Seeking to repeat C.U.'s feat, as well as to please Ruíz Cortines in his desire to include works that transmuted the tradition-modernity duality, Lazo invited Juan O'Gorman to continue exploring his work as a muralist, now in the SCOP project. He was joined by other outstanding visual artists, such as José Chávez Morado, Francisco Zúñiga and Rodrigo Arenas; and together they designed the 14 murals that adorned the magnificent façade of the capital's Secretariat.

Pictorially speaking, the murals tried to introduce the ideal of a modern nation from the indigenous worldview. Several pre-Columbian elements stand out, as well as key events in Mexico's progress, such as the Independence or the Revolution. Other iconographic elements, including post offices, roads, air networks and electrical devices, extolled the potential of the flourishing communications.

Unfortunately, the dream of immortality of the Secretariat of Communications and Transportation is fading day by day, as it is currently abandoned and waiting to know what they will do with it and its precious murals. The 1985 earthquake left important structural sequels in its wake and, as in a chronicle of death foretold, the #19s meant the final blow making it uninhabitable. Since 2018 some removal works have been carried out, dismantling more than two thousand mosaics from murals such as 'Conquest and Freedom'; 'Independence and Progress'; 'The Mayans' and 'Four Centuries of Communications'.

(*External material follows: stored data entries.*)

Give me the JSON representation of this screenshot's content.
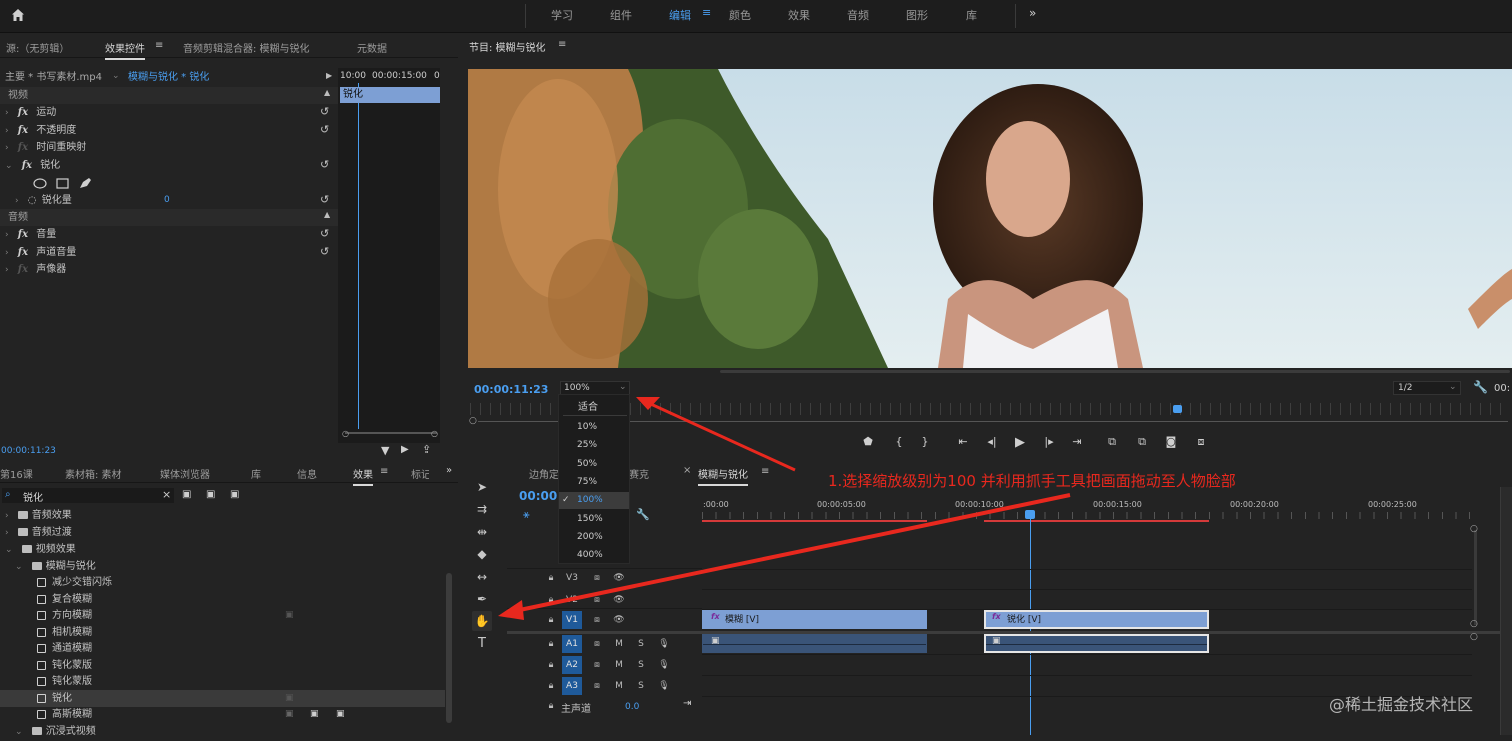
{
  "topbar": {
    "workspaces": [
      "学习",
      "组件",
      "编辑",
      "颜色",
      "效果",
      "音频",
      "图形",
      "库"
    ],
    "active": "编辑",
    "more": "»"
  },
  "effect_controls": {
    "tabs": [
      "源:（无剪辑）",
      "效果控件",
      "音频剪辑混合器: 模糊与锐化",
      "元数据"
    ],
    "master_clip": "主要 * 书写素材.mp4",
    "sequence_clip": "模糊与锐化 * 锐化",
    "time_a": "10:00",
    "time_b": "00:00:15:00",
    "time_c": "0",
    "mini_clip_label": "锐化",
    "video_header": "视频",
    "video_items": [
      "运动",
      "不透明度",
      "时间重映射",
      "锐化"
    ],
    "sharpen_amount_label": "锐化量",
    "sharpen_amount_value": "0",
    "audio_header": "音频",
    "audio_items": [
      "音量",
      "声道音量",
      "声像器"
    ],
    "timecode": "00:00:11:23"
  },
  "program": {
    "title": "节目: 模糊与锐化",
    "timecode": "00:00:11:23",
    "zoom_value": "100%",
    "resolution": "1/2",
    "right_time": "00:",
    "zoom_options": [
      "适合",
      "10%",
      "25%",
      "50%",
      "75%",
      "100%",
      "150%",
      "200%",
      "400%"
    ],
    "zoom_selected": "100%"
  },
  "project": {
    "tabs": [
      "第16课",
      "素材箱: 素材",
      "媒体浏览器",
      "库",
      "信息",
      "效果",
      "标记"
    ],
    "search_value": "锐化",
    "tree": [
      {
        "label": "音频效果",
        "level": 0
      },
      {
        "label": "音频过渡",
        "level": 0
      },
      {
        "label": "视频效果",
        "level": 0
      },
      {
        "label": "模糊与锐化",
        "level": 1
      },
      {
        "label": "减少交错闪烁",
        "level": 2
      },
      {
        "label": "复合模糊",
        "level": 2
      },
      {
        "label": "方向模糊",
        "level": 2
      },
      {
        "label": "相机模糊",
        "level": 2
      },
      {
        "label": "通道模糊",
        "level": 2
      },
      {
        "label": "钝化蒙版",
        "level": 2
      },
      {
        "label": "钝化蒙版",
        "level": 2
      },
      {
        "label": "锐化",
        "level": 2
      },
      {
        "label": "高斯模糊",
        "level": 2
      },
      {
        "label": "沉浸式视频",
        "level": 1
      }
    ]
  },
  "timeline": {
    "tabs": [
      "边角定",
      "赛克",
      "模糊与锐化"
    ],
    "timecode": "00:00",
    "ruler": [
      ":00:00",
      "00:00:05:00",
      "00:00:10:00",
      "00:00:15:00",
      "00:00:20:00",
      "00:00:25:00"
    ],
    "video_tracks": [
      "V3",
      "V2",
      "V1"
    ],
    "audio_tracks": [
      "A1",
      "A2",
      "A3"
    ],
    "mix_label": "主声道",
    "mix_value": "0.0",
    "clip1": "模糊 [V]",
    "clip2": "锐化 [V]",
    "track_m": "M",
    "track_s": "S"
  },
  "annotation": {
    "text": "1.选择缩放级别为100  并利用抓手工具把画面拖动至人物脸部",
    "color": "#e8281e"
  },
  "watermark": "@稀土掘金技术社区",
  "colors": {
    "accent": "#4a9ef0",
    "clip_video": "#7d9fd4",
    "clip_audio": "#3a5478",
    "track_active": "#1f5a9a"
  }
}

It is true that there has been some tension since then, as artists and experts in the field fear that the architectural heritage of the Secretariat of Communications and Transportation, certainly on the verge of a new collapse, may be demolished from its foundations. A different fate will befall the murals of O'Gorman and company, as they may be dismantled and displaced.

Amidst the crowds and the maelstrom of the CDMX, the Secretariat of Communications and Transportation still resists, a gray and silent monster that, even in its misfortune, continues to conjure spells and fulfill the promise it made to perenniality.